В России крепкая традиция закрытых учреждений – интернаты, детские дома, тюрьмы, психиатрические больницы, отделения реанимации… В любом закрытом учреждении неизменно начинает твориться ад – сильные обижают слабых, человеческое достоинство и вообще все человеческое – ничего не значит.

Журналисты в каждом интервью меня спрашивают – ну что, стало лучше с реанимациями? Нет, не стало. Прямо сейчас в хосписе несколько пациентов находятся в разных реанимациях города Москвы. Вот какие письма я получаю:

«N. госпитализирован на скорой помощи. Находится в реанимации. Вчера маму к нему не пустили, сегодня обещали пустить после 17.00».
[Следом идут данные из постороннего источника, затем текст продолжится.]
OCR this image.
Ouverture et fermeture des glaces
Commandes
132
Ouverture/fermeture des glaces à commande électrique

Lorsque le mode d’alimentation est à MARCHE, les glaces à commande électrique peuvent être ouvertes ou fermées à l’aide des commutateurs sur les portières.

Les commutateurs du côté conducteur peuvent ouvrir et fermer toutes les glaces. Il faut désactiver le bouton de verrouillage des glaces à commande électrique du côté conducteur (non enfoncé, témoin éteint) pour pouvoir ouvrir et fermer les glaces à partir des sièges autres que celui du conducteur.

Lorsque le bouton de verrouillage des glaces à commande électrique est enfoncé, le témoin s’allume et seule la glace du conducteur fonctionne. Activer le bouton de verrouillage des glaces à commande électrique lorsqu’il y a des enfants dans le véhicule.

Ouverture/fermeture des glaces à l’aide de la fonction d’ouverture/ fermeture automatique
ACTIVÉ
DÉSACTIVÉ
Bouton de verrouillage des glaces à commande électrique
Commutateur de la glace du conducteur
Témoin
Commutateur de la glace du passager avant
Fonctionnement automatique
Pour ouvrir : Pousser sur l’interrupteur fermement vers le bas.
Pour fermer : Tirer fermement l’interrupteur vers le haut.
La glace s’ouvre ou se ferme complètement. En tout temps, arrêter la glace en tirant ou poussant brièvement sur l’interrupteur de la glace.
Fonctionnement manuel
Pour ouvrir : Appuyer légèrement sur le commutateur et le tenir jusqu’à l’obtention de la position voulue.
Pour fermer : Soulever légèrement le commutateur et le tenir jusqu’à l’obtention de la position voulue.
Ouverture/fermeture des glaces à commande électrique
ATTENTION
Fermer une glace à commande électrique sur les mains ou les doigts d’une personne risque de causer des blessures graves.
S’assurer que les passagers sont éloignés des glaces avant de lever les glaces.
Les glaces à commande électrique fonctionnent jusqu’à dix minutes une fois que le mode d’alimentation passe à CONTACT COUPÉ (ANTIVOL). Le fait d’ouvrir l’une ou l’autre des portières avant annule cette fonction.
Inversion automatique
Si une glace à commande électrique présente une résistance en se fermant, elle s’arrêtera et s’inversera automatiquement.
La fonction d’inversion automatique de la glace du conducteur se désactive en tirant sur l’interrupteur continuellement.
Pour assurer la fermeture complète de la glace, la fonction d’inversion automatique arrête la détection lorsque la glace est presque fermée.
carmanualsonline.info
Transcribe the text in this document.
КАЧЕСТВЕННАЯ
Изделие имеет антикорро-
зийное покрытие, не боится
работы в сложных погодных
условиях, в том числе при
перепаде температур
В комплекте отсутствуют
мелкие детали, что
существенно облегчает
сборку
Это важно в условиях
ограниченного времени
«N. в реанимации. Утром мама сидела у дверей реанимации. Маму в реанимацию пока не впустили, и никто из врачей не выходил к маме. О состоянии мама ничего не знает уже как 2 часа. С папой стоят под дверьми».

«N. по-прежнему в коме, по остальным показателям стабилен. Маму пускают с 15 часов. Можно находиться каждый день до 21 часа».

Хочу, чтобы все знали – родственники имеют право не на посещение, а на круглосуточное пребывание в отделении реанимации. И добиваться мы должны именно этого.

«Вряд ли я смогу забыть, как ее плачущую вывели ко мне из отделения»

Татьяна Сандлер 

Мне был 21 год, когда меня сбила машина и я 2 недели была без сознания на аппарате искусственной вентиляции легких, с ногой на подвеске, вся в катетерах. Маме не говорили ни «да», ни «нет», сумею я выкарабкаться или… 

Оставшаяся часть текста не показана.